In a context of slowdown in sales, first-hand housing rose by 6.4% year-on-year, to 2,809 euros/m², still below the maximum levels reached at the end of 2007 (2,905 euros/m²). However, the rise in prices in June was less than that registered in December, 7.1%, which is mainly attributed to “the volatility of the macroeconomic environment, the increase in the cost of financing and the tightening of financial conditions, as well as the impasse that the next electoral elections suppose”, they indicate from ST.
Despite this, the price continues to rise in the provincial capitals due mainly “to the scarcity of the supply of new housing compared to the demand”, according to the director of Institutions and Major Accounts at the Appraisal Society, Consuelo Villanueva. In this sense, she adds that the production of this type of housing has not been able to respond to the increase in demand that occurred as a result of the new consumer requirements derived from the confinement. To this is added the stored savings from the pandemic and a period in which financing was easily accessible.
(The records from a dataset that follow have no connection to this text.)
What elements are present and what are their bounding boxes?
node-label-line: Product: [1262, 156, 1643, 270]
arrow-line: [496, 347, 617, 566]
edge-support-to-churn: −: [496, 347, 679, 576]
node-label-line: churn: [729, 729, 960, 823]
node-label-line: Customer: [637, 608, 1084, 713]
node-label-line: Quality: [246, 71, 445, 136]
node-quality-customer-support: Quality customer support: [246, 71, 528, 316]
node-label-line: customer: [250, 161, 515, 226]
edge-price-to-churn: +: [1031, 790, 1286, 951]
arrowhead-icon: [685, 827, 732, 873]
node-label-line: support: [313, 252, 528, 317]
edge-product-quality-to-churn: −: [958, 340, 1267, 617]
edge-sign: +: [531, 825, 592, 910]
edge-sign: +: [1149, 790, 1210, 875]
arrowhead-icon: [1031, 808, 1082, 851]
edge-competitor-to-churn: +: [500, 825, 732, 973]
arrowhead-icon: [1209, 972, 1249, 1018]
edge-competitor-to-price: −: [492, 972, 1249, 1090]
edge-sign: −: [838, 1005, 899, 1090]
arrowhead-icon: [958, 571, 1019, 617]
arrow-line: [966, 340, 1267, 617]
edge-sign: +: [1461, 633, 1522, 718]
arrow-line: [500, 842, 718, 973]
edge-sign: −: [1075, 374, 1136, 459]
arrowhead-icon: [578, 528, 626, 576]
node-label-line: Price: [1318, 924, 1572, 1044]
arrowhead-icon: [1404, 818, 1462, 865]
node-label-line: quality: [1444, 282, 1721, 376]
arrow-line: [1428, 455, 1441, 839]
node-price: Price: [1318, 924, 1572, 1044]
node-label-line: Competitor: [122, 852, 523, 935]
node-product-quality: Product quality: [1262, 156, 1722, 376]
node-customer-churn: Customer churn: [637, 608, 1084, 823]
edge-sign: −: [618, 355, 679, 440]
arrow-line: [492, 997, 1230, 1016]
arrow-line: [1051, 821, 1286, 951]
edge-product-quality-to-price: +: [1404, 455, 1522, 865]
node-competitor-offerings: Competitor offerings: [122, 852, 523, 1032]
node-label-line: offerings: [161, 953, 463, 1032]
The greater attraction that this type of housing has gained contrasts with the few developments that have been built in the last four years, in which the number of visas granted “has barely exceeded 100,000 units per year,” Villanueva points out. A factor that drives prices up, as do the increase in construction costs and the lack of labor.
The ST statistics, for which 35,099 homes have been taken into account, include the values ??of current offers for newly built properties.